Mevsimlerin şahı, şairlerin baş tacı, hüznün, hazanın zamanıdır artık. Ne demiş üstat Turgut Uyar;

"Ağustos toparlandı gitti işte.

Eylül'de gider bu gidişle…”

Kastamonu’da sonbaharın, eylülün gelişini anlatmak için ise ne şiir dizeleri, ne roman sayfaları yeter. Dağında, ovasında, denizinde, gölünde her an her renkle eşsiz bir sanat örneği verir, kimi zaman kimsenin fark etmediği yola savrulan bir çınar yaprağındadır, kimi zaman da dağ başında bir ağaçtır, Bazen de deniz kokan bir balık, Ilgaz kokan bir yeldir sonbahar. 

Kısaca bu coğrafya; her gün sonbahar kokulu bir şiirdir, bir romandır, bir türküdür. Dinlemeye, okumaya, doymaya ömrün yetmediği.

"Sonbahar sanattır, diğerleri mevsim"

ckeles (4)Sıcakların hala sürdüğü yazdan kalan günlerin son demlerini yaşadığı bir zamanın adıdır “ Eylül”. Bu ayda bağ bozumu olur Tosya’da. Üzümler güneşte demlenmiş, Devrez’in soğuk suyuyla yıkanmıştır.

Sonbahardır mevsimlerden ve Eylül’dür aylardan.
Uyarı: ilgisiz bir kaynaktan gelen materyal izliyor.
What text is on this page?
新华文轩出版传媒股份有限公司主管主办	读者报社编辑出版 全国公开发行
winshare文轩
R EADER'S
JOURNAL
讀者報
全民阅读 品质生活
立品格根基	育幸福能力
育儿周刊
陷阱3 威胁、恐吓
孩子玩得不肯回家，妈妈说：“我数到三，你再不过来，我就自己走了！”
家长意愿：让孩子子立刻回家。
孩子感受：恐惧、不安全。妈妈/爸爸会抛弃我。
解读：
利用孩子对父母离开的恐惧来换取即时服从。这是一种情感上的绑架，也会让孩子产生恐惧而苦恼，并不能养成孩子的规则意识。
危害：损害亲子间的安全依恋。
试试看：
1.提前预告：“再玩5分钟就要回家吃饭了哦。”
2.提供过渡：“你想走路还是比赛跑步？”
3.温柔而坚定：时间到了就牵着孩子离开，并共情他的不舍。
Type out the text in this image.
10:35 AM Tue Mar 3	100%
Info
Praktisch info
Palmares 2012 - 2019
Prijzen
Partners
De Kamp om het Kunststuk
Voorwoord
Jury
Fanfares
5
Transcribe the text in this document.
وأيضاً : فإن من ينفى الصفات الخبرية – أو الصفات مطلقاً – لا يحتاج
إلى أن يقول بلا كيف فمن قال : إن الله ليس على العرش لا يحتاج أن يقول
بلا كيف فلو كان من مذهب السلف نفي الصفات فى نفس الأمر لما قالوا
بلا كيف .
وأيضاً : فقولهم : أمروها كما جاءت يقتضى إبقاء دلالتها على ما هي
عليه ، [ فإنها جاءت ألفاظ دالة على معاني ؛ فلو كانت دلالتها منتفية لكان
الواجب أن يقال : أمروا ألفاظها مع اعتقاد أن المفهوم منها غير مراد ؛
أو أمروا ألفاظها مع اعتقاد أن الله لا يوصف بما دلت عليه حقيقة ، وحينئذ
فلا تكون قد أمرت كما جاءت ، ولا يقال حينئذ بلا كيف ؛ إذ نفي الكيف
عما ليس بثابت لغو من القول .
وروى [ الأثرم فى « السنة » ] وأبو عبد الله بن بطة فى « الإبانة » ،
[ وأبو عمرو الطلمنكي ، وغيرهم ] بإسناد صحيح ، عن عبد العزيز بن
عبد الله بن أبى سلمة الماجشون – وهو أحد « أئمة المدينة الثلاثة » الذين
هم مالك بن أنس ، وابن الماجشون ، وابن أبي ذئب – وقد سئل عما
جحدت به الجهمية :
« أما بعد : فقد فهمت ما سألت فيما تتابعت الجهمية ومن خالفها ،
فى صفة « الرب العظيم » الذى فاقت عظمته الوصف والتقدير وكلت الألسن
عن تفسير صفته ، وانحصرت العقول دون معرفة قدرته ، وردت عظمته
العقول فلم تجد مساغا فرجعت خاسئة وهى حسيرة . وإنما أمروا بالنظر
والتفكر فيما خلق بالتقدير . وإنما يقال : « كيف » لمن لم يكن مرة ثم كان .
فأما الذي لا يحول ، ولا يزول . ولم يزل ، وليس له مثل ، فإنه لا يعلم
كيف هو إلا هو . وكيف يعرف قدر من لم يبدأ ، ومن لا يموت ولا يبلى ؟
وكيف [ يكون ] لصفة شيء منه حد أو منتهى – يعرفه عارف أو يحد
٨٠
Yukarı kayı köyünden yeşil vadiye doğru baktıkça yeşilliklerin arasında sararmış yapraklar artık tek tük görünür, kirenlerin kırmızısı uzaktan belli eder kendini. Ötede beride kuşburnular, acı elmalar, ahlatlar, ala erikler, böğürtlenler, sadece köylüler için değil yaban kuşları ve çeşitli hayvanlar için de kışlık yiyecek olarak hazırlanmıştır.

Eylül bu, belli olmaz hiç havası. Bir bakmışsın gündüzü ağustosla yarışır sıcakta, geceleri ise soba yakmadan durulmaz.

Bir demli çaydır sonbahar ve çayın demini alması için iyice ısınması kaynaması gerekir. Ağır ağır usul usul demlenirse sonbaharın tadına doyum olmaz. Ama bazen beklersin uzaktaki yâri, yareni, dostu bekler gibi. Gözün ağaçların yapraklarında, karaçomağın kenarındaki çınarlarda olur.

Sonra bir gece Ilgaz’ın tepesinde bir yel eser, indirir tüm yaprakları yere, sararmadan karartır yakar yaprakları. Bakakalırsın giden sevgilinin ardından bakar gibi.

 Eylüldür, yaktığı kadar söndürür de, arada bir yağmur dökülür. Üşür yapraklar, üşür ağaçlar, üşür sonbahar…
 Eskiler bu mevsimde yağan yağmura;

-“kanlıca tohumudur” yağsın mübarek derlermiş.

Dedik ya “eylül” dür, sonbahar ilk adımını atmıştır artık. Bundan sonrası göz kapayıncaya kadar gelir geçer.

Sonbaharın ilk durağı bizim memlekette bellidir. Ilgaz ve yaralıgöz’ün zirvelerinde başlar misafirliği. Bizim dağların zirvelerinde ağaç yoktur sadece yaban çiçekleri açar.

Severim her birini, kısacık yaz mevsimini beklerler sabırla, sonra hepsi birden coşar rengârenk boyar zirveleri.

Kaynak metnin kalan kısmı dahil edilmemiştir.